On Tue, Nov 30, 2004 at 10:05:03PM +0000, Matthew Walton wrote:
: So
: 
: my @list = <foo bar baz>;
: 
: is the equivalent of
: 
: my @list = ('foo', 'bar', 'baz');
: 
: ?

Yes.

: >    * Since we already stole angles from iterators, «$fh» is not
: >     how you make iterators iterate.  Instead we use $fh.fetch (or
: >     whatever) in scalar context, and $fh.fetch or @$fh or $fh[]
: >     or *$fh in list context.
: 
: That's doable. I take it that if I do
: 
: for (@$fh) {
:   ...
: }
: 
: then $fh iterates lazily rather than exploding into an enormous list to 
: be processed and chewing up all the RAM.

Correct.  The p5-to-p6 translator will turn any

    while (<handle>) {...}

into

    for @$handle {...}

or whatever we decide is the correctest idiom.

: >    * That frees up «...» for Something Else.
: >
: >    * That something else is the requested variant of qw// that allows
: >     interpolation and quoting of arguments in a shell-like manner.
: 
: Mmmm so I can write
: 
: my $foo = 'foo';
: my $bar = 'bar';
: my $baz = 'baz';
: my @list = «$foo $bar $baz»;
: 
: and get the same @list I got earlier? Mighty cool.

I thought so.

: I don't think I've ever used a hash slice in my life. Is there something 
: wrong with me?

No, a lot of people are naturally monoindexous.

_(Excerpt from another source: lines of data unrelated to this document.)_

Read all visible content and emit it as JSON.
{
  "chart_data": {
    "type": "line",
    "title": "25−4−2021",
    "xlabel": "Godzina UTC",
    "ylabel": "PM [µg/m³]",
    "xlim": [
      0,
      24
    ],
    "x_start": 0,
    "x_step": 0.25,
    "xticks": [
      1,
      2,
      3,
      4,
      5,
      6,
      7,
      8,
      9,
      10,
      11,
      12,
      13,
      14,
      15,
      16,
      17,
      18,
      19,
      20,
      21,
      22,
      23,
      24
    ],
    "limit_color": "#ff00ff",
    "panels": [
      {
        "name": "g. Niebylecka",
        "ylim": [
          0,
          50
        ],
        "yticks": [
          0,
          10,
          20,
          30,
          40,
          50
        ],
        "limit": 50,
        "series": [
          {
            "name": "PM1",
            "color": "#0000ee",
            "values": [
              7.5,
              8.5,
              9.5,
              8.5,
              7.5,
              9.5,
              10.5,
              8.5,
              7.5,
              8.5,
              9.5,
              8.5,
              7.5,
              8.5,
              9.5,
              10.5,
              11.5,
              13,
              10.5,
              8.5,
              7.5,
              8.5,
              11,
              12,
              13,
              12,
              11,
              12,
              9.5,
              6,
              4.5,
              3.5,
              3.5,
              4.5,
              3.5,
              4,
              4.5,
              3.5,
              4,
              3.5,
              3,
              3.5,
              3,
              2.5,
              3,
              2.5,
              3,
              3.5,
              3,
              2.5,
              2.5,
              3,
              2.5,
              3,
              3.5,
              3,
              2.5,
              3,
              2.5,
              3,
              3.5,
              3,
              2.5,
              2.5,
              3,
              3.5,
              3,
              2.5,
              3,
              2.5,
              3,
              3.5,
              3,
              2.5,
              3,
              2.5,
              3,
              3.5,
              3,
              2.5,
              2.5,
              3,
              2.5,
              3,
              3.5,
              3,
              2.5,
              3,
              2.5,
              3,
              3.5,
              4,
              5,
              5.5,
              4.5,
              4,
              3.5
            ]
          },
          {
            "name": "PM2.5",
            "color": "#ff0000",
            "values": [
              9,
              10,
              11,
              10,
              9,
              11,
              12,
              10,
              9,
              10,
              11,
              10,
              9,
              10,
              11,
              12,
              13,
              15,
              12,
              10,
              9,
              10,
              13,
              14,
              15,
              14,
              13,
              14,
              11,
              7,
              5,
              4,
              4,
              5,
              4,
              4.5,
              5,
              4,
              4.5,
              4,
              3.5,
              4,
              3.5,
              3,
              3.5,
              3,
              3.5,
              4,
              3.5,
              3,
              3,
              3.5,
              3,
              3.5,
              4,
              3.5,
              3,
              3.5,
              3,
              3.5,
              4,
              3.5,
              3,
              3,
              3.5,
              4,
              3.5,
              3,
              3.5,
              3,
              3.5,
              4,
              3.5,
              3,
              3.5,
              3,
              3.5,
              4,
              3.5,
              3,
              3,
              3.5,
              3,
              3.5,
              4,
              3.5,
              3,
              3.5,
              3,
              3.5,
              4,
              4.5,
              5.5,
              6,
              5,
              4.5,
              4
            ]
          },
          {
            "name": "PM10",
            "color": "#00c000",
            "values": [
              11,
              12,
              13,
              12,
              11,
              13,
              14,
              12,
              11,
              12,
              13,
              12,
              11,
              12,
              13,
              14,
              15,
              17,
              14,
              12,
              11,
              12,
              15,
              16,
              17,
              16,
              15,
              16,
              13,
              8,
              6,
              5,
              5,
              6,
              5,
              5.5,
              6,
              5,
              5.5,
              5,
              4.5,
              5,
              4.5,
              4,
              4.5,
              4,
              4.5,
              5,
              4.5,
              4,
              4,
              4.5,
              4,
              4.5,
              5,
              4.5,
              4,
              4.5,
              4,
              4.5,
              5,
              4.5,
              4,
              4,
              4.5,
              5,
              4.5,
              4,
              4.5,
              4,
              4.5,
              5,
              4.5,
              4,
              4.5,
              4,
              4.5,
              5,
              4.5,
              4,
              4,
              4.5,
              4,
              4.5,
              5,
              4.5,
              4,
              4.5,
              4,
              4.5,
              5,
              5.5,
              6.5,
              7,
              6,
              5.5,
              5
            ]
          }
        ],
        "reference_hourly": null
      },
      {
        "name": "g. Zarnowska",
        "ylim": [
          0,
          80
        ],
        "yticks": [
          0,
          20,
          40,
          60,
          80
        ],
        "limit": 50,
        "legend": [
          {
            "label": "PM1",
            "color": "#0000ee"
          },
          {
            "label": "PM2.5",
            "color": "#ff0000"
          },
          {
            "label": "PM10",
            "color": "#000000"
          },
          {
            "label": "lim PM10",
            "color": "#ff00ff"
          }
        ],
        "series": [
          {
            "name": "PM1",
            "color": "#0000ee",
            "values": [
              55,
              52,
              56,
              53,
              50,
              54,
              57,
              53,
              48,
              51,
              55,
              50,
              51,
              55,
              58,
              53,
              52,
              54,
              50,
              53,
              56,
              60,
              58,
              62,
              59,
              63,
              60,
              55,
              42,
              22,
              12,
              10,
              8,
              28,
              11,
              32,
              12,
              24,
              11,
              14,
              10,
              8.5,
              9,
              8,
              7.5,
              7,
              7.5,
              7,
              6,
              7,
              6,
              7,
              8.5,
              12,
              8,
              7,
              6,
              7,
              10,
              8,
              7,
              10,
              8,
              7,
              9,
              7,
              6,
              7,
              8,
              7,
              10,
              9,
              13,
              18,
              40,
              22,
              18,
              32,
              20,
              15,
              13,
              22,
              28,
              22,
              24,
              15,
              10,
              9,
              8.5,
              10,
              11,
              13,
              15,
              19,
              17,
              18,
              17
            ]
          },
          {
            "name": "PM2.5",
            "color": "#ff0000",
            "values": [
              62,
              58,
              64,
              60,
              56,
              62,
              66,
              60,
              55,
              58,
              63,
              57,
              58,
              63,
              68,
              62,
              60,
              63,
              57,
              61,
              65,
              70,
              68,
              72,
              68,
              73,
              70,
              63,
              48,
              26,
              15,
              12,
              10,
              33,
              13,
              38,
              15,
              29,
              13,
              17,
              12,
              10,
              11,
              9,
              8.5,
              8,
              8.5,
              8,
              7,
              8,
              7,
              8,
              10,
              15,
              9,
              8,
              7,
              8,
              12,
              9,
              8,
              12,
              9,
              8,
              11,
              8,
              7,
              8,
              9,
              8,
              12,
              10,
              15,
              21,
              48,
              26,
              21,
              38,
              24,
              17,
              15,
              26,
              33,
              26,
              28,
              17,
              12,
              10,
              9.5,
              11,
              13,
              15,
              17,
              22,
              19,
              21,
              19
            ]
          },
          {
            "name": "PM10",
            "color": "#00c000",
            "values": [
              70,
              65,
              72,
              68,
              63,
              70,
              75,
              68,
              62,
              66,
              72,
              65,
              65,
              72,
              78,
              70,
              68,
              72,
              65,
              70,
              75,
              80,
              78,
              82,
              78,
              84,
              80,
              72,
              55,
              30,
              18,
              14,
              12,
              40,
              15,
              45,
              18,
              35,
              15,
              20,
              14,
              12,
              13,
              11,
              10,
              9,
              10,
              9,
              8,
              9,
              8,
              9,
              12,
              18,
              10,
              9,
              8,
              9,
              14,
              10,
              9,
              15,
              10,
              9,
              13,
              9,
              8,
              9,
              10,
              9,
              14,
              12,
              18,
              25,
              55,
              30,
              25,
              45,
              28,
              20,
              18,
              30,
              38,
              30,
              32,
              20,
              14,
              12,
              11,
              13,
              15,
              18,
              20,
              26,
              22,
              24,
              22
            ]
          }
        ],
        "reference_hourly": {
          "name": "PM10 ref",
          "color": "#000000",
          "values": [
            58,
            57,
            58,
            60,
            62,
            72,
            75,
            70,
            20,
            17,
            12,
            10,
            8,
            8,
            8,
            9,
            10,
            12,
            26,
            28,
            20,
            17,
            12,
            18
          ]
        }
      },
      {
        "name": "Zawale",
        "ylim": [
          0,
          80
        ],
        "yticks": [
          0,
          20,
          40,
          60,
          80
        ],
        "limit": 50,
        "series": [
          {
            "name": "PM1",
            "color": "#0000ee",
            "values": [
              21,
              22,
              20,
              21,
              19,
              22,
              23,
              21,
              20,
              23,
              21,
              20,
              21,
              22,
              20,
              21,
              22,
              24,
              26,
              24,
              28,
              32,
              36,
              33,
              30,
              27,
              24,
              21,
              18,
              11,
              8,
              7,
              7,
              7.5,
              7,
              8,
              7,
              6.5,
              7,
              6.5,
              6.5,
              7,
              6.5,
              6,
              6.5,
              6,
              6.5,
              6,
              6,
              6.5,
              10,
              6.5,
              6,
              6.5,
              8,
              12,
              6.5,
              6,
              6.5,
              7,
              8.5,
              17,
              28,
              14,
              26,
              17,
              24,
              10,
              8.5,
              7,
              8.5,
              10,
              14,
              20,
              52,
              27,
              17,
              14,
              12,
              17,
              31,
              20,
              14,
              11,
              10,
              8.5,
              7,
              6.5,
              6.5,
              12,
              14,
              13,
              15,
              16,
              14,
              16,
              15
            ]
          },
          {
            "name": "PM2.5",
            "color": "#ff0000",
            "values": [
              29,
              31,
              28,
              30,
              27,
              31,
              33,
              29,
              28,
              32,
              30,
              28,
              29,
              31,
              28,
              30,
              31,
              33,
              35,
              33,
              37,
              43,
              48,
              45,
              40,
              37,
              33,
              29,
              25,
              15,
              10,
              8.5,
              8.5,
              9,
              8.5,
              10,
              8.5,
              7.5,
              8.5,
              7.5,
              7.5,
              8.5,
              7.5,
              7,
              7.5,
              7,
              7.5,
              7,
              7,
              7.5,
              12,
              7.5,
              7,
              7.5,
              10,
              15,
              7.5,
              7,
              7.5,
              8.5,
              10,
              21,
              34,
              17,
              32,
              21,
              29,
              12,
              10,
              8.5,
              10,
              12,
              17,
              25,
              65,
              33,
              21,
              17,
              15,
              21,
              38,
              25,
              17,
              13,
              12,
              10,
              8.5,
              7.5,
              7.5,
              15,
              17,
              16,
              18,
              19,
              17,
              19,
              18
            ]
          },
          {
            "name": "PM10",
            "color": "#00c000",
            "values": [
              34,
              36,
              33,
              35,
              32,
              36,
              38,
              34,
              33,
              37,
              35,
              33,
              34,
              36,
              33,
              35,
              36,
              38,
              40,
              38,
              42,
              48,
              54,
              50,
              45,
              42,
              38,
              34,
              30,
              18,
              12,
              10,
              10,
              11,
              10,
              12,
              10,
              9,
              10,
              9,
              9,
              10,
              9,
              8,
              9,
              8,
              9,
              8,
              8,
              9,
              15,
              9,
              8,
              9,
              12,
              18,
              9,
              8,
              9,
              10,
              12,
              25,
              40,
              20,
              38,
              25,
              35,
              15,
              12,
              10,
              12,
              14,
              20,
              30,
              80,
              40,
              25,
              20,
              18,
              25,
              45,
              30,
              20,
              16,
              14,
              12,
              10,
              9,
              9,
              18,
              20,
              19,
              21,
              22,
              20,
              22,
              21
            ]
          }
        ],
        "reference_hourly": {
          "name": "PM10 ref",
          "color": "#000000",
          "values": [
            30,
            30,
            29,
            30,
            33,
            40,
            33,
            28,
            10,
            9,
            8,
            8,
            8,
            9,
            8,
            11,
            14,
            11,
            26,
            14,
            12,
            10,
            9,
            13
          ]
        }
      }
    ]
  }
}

: >    * The Texas quotes <<...>> are only needed when you *have* to 
: >    interpolate.
: 
: Does
: 
: <<foo bar baz>>
: 
: mean
: 
: «foo bar baz»
: 
: or
: 
: ('<foo', 'bar', 'baz>')
: 
: ?

The former.  The <<...>> workaround is still the same, but needed a lot less.

: >    * The :w splitting happens after interpolation.  So
: >
: >         « foo $bar @baz »
: >
: >     can end up with lots of words, while
: >
: >         « foo "$bar" "@baz" »
: >
: >     is guaranteed to end up with three "words".
: 
: See the comment about 'fabulouser' above and add another 'and 
: fabulouser' to the end.

I neglected to mention that the smart quoter should also recognize
pair notation and handle it.

: >    * Multimethed references could be distinghuised either way:
: >
: >     &bark«Tree»
: >     &bark<Dog>
: 
: Good, so those of us who wish to use as much Unicode as possible can do 
: so without having to rewrite the grammar. Excellent ;-)

I neglected to mention that we also naturally get both of:

    circumfix:«< >»
    circumfix:<« »>

in addition to

    circumfix:{'<','>'}
    circumfix:{'«','»'}

Have to be careful with

    circumfix:«{ }»

though, since {...} interpolates these days.